Non sussiste, però, un obbligo di
effettuare l’affissione in locali in cui i dipendenti devono passare
necessariamente: la norma richiede il libero accesso, quindi accesso non
impedito, non difficoltoso, non l’accesso necessitato, non evitabile.
Ugualmente la legge non richiede
che l’affissione venga effettuata nelle bacheche
aziendali, che possono mancare o essere destinate altre comunicazioni, e che
comunque non rendono più agevole la lettura delle norme.
Gli argomenti su cui si è fondato
il del giudice del merito sono infondati in diritto, mentre la motivazione
della sentenza impugnata è palesemente insufficiente.
Manca un necessario nesso logico
tra le considerazioni in fatto e le conclusioni cui è giunta la Corte d’Appello.
4. Di conseguenza il primo motivo
di impugnazione deve essere accolto, mentre il secondo motivo, sul merito
sostanziale delle infrazioni, rimane assorbito.

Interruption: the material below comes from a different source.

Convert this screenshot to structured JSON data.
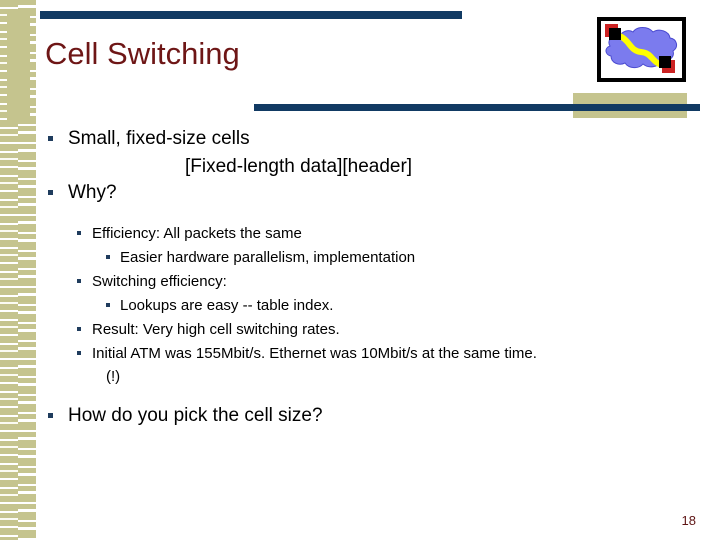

La sentenza impugnata deve essere
cassata, e la causa rinviata alla Corte d’Appello di Roma in diversa
composizione per un nuovo esame da effettuare alla luce delle considerazioni
svolte e dei principi di diritto affermati in questa sentenza.
Il giudice di rinvio provvederà,
inoltre, alla liquidazione delle spese di questa fase di legittimità.
PQM
La Corte accoglie il ricorso,
cassa la sentenza impugnata, e, rinvia, anche per le spese, alla Corte
d’Appello di Roma in diversa composizione.